I talked briefly about the idea yesterday, but in some ways, the task seems much harder than winning a Spanish title. Perhaps the probabilities would say otherwise, but at least winning La Liga was done through a basic, straightforward, if difficult to implement idea: Convince your players they’re capable, establish a new standard performance, and meet that mark on a weekly basis. Of course, that standard’s nearly impossible to hit, particularly given Atlético’s resources, but it’s a plan nonetheless — the kind of “why not” naiveté that’s fueled Atlético’s run.
In that same vein, it may be just as easy to say, “Tell Fernando to score goals,” but that’s clearly not enough. At least, it hasn’t been enough for Ancelotti, Mourinho and the myriad other coaches who’ve been tasked with this riddle. Given the combined seven Champions League titles Torres’s Chelsea bosses held, it’d be a mistake to assume their failures were because of a lack of talent, just as it’d be a mistake to assume “just go score” will be enough for Simeone.
And yet, Simeone’s record hints otherwise. It’s what makes him so special. Atlético’s talent is probably better than the plucky underdog narrative hints, but the group’s tactical awareness and execution has always been a huge key to its success. That those qualities have been instilled without any obvious bells or whistles has emboldened Simeone’s lore. There’s no obvious reason why the methods he’s employed in Madrid couldn’t work in England, Italy … China or Major League Soccer. No matter the place, no matter to players, these principles should work.
In terms of individual players, the story is the same. Though the likes of Diegos Costas and Godin, Koke, and Thibaut Courtois have all excelled individually under Cholo, the team’s success has been built on the squad’s collective improvement. Arda Turan hasn’t seemed to have benefited any more or less from Simeone than Juanfran, Tiago, or Raúl García. Everybody’s been lifted to higher ground by some basic principles: be prepared, work as a unit, commit to the task, and believe.
Why can’t the same approach resurrect Torres? Recent history, one could claim. The idea that Torres is beyond redemption, as evidenced by his play since leaving Liverpool. Maybe Torres’s confidence is broken beyond repair. Emotionally, mentally, he can’t make the same commitment that won over hearts at Anfield.

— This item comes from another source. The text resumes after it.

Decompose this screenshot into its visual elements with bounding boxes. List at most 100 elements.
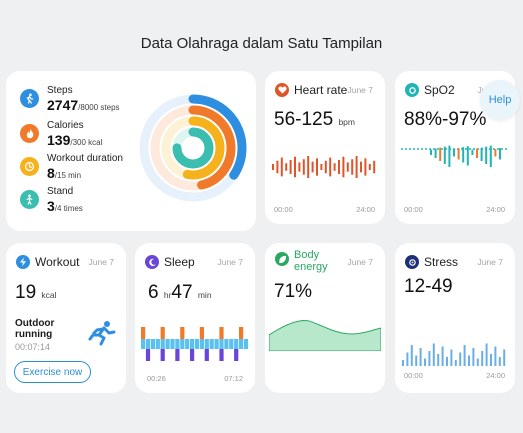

But look down the list of players who’ve spent a decent amount of time under Simeone in Madrid, and you see very few whose games weren’t elevated by their coach. Talent that was previously competing at a Europa League level is now performing on par with Real Madrid and Barcelona. Is it beyond reason to think Cholo would do the same for El Niño? Torres may be seen as terrible when compared to his former self, but surely he isn’t so far beyond reproach that, under Simeone’s guidance, he can’t become a serviceable second option.
If el Cholo truly is as special as recent history suggests, it could happen. He could be the perfect man to resurrect Torres: Somebody whose playing days aren’t so far gone that he can’t empathize, a person whose belief in what’s possible sometimes carries an air of imperiousness.
Even if he comes up short, his reputation won’t be hurt for it. Perhaps he will be seen as arrogant, assuming he could do what other great could not. Where others have tried and eventually demurred, he’s demanding the challenge. Go get Torres, he said. Even after four failed months away from Stamford Bridge, Cholo still wants him, setting up a scenario that could expose the extent of his powers. Torres may be that far gone.
If he succeeds, however, we’ll have even more evidence to suggest Simeone deserves a place among his profession’s elites, exactly because he accomplished what his peers could not. Not only will he have authored one the more remarkable seasons in recent history, but also he’ll have salvaged a lost cause.
As last season’s title shows, it’s ground he’s covered before. Now, the same naiveté that toppled Barça and El Real is ready for this more nebulous challenge.